Place all ingredients in a stainless steel or copper pot over low heat and stir until the sugar has dissolved and the mixture has come to a boil. Insert your candy thermometer and do not stir anymore at this point. Wash down the sides of the pan with warm water and a pastry brush at least three times during cooking. This elminates sugar crystals from forming on the sides of your pan. If you want to add coloring do it when the mixture reaches 260F, kind of move the pan back and forth over the heat to get the color mixed well. Continue cooking to 305F. DO NOT LET THE MIXTURE GET ABOVE 320F OR ELSE YOU WILL HAVE A CARAMELIZED MESS!!!!!!!!!!!!!
At 305F remove from the heat and plunge the pan into a pan or bowl full of cold water. I prefer to use the sink since the water must come at least 1/2 way up the sides of the pan. Hold it there for 10 seconds. Remove and completely dry the sides and bottom of your pan careful not to let any of the water into your mixture. If you are going to pour the sugar for a mold or something you can leave the acid out (Cream of Tartar). The acid makes the sugar more pliable,doesn't work well for pieces that have to support other pieces in a show piece. If you are going to pull the sugar pour it out onto a greased marble slab or cookie sheet, or silpat.Silpats do not have to be greased but I have found a light coat of vegetable oil on it makes it easier to work the sugar. Use your metal spatula or dough cutter(metal) and begin turning the sugar in toward the center continue this until the sugar is cool enough to handle. Pick it up and pull it, then double it and pull it agian, continue this until the sugar takes on a silky sheen. I would not pull more than 20 times or you run the risks of recrystallizing your sugar. This stuff never really gets cool enough to handle! But it must be handled. So prepare for blisters!!!!!!!!!!!!!

If you have any questions posts on the forum or PM me I will help all I can. And thanks for the interest.

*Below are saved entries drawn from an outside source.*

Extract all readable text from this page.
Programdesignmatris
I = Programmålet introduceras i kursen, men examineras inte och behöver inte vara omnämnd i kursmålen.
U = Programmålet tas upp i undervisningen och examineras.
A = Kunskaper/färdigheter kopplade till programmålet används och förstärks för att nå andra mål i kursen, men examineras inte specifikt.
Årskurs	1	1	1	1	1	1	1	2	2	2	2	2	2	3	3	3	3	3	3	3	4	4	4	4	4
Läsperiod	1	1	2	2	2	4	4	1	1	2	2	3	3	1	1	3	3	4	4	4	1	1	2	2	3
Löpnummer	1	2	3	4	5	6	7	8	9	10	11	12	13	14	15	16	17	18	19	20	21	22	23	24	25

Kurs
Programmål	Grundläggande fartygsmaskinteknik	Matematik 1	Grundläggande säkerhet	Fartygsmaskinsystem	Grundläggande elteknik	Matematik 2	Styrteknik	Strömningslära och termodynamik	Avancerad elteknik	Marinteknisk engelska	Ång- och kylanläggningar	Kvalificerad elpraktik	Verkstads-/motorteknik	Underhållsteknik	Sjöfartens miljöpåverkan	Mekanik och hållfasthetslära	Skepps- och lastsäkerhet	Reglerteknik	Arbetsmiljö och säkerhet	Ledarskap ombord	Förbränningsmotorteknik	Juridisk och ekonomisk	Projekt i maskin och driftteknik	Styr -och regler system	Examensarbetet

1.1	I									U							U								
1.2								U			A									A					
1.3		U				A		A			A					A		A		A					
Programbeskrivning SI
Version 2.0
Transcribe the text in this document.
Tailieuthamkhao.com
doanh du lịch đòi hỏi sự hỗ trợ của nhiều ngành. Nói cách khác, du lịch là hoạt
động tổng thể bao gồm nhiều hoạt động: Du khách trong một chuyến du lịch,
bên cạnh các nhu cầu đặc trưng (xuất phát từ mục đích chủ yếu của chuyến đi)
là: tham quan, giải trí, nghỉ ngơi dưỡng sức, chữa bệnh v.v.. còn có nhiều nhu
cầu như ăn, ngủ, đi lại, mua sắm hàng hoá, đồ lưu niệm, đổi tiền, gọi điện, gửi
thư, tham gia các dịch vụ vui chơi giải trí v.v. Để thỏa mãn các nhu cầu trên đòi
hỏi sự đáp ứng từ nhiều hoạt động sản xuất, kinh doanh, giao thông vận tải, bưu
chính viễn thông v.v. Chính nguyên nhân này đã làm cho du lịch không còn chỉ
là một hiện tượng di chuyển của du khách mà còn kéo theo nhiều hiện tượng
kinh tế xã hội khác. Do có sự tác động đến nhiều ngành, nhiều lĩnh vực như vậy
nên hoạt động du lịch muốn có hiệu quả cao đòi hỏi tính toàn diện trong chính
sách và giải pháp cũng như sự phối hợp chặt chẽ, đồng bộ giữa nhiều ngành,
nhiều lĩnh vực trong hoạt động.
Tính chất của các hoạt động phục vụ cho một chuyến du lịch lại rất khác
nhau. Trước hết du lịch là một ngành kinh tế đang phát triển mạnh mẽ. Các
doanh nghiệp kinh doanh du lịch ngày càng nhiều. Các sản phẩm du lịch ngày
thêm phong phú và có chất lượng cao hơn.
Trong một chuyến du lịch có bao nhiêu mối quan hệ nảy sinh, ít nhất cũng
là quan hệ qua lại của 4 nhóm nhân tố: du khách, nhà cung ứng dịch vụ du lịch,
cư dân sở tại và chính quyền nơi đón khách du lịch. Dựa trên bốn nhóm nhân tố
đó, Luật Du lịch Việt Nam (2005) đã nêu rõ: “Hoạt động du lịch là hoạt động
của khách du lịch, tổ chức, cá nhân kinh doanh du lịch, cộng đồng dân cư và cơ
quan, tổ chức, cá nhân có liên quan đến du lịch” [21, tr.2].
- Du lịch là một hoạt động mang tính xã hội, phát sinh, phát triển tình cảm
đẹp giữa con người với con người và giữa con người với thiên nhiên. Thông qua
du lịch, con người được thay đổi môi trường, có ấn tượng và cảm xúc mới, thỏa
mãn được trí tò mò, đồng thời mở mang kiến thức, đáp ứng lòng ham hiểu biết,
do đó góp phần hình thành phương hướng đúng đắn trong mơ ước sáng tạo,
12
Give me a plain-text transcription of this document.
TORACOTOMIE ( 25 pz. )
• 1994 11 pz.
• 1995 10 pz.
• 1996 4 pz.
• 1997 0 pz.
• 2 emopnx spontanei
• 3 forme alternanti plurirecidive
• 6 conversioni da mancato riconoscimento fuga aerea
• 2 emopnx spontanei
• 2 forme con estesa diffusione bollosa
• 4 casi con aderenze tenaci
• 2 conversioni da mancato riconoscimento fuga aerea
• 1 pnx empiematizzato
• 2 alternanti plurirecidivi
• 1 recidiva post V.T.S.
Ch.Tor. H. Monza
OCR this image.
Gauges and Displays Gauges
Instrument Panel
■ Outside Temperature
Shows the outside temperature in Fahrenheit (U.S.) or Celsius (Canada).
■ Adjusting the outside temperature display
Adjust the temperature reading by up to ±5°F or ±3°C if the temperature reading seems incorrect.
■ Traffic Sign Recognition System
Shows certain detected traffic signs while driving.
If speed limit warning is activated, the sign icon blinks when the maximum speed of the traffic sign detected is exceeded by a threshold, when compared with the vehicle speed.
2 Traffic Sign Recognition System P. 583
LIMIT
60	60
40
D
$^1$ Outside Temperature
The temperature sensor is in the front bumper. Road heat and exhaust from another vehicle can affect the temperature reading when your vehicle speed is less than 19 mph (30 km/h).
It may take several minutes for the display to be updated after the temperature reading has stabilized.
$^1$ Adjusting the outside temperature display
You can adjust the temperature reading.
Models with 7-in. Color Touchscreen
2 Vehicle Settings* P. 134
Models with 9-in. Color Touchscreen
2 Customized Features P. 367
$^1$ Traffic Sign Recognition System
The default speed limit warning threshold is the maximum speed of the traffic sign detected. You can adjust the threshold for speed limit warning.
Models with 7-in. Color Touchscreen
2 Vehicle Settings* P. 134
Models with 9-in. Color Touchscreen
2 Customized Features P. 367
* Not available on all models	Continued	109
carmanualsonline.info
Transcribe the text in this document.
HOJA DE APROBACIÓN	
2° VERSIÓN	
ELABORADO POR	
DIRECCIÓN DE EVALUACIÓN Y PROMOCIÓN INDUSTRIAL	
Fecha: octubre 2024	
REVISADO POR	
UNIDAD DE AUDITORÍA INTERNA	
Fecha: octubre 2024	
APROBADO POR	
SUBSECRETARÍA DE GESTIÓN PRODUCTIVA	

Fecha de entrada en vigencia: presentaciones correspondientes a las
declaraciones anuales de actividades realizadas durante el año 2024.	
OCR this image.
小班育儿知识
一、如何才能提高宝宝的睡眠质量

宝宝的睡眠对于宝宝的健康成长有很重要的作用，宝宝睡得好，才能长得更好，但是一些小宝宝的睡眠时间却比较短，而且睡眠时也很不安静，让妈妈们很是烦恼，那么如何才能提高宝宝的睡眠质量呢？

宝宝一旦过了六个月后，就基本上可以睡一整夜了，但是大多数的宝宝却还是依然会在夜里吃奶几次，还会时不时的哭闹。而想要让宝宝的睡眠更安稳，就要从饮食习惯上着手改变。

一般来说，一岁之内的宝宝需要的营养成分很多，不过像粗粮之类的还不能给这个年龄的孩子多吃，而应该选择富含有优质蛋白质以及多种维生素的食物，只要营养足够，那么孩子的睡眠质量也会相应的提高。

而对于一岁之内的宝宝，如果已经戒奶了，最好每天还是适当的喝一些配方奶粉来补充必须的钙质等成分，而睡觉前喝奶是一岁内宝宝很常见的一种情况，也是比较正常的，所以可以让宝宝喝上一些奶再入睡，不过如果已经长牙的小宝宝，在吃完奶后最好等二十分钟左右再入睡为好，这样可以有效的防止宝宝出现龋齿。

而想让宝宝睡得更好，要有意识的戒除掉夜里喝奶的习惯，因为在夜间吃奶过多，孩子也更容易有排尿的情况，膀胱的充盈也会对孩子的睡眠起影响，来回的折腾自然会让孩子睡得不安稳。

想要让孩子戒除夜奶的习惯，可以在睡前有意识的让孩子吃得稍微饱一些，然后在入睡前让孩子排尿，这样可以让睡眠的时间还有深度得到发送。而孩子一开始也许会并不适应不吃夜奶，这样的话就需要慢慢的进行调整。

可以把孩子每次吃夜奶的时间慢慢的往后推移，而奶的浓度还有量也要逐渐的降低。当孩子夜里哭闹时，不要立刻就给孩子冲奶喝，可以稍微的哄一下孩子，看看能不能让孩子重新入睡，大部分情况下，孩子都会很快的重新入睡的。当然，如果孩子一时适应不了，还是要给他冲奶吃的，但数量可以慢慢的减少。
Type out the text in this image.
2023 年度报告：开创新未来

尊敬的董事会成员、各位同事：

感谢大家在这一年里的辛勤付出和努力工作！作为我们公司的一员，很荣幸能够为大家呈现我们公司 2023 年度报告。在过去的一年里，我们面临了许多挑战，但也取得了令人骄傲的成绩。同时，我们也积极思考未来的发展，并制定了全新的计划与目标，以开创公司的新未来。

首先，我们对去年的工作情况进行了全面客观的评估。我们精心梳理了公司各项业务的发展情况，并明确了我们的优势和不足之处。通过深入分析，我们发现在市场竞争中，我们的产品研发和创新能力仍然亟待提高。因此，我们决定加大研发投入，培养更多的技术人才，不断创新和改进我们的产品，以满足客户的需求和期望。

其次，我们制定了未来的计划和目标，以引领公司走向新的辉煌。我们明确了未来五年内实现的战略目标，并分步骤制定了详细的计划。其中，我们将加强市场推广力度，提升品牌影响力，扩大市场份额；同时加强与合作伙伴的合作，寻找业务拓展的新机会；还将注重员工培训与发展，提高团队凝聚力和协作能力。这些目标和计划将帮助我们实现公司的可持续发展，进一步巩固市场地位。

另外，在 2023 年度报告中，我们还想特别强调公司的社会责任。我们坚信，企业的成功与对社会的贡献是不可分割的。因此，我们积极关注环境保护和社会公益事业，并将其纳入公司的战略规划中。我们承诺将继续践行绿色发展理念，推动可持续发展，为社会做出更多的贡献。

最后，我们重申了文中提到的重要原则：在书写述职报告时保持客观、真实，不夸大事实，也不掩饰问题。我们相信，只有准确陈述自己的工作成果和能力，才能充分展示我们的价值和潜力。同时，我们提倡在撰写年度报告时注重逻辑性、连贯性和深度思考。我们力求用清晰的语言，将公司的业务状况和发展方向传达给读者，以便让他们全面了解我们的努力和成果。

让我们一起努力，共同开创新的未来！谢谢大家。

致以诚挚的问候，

Sory Posted 21 Oct 2005 , 1:30am

Hello, Madam.
SugarCreations, thank you sooo much!!!
You`ve been a great help to me. I have to thank you sooo very much!!
I really appreciate it! thumbs_up.gif



ThePastryDiva, it`s okay. I understand, it was a little late.
Sorry if I cause you any inconvinient, taking some of your time to rest, I didn`t mean to. icon_redface.gif
And, yes Madam, I received the pictures.
Thank you sooo very much, to you too Madam, for all your help!! icon_razz.gif

Bye!
Sory.

ThePastryDiva Posted 21 Oct 2005 , 1:30am

or you can just move the sugar on the silpat by lifting the silpat and pressing the sugar together and pulling the silpat away like you're pulling off a waxing strip..quick and fast.

We bring our sugar up to 280 and add the colors. There are 2 recipes for sugar. One for pulled and blown sugar and one for casting sugar.

ellepal Posted 21 Oct 2005 , 3:36am

Blakes Cakes.......I don't feel hopeful about the potholes on 271! Have you ever considered perhaps offering a lesson?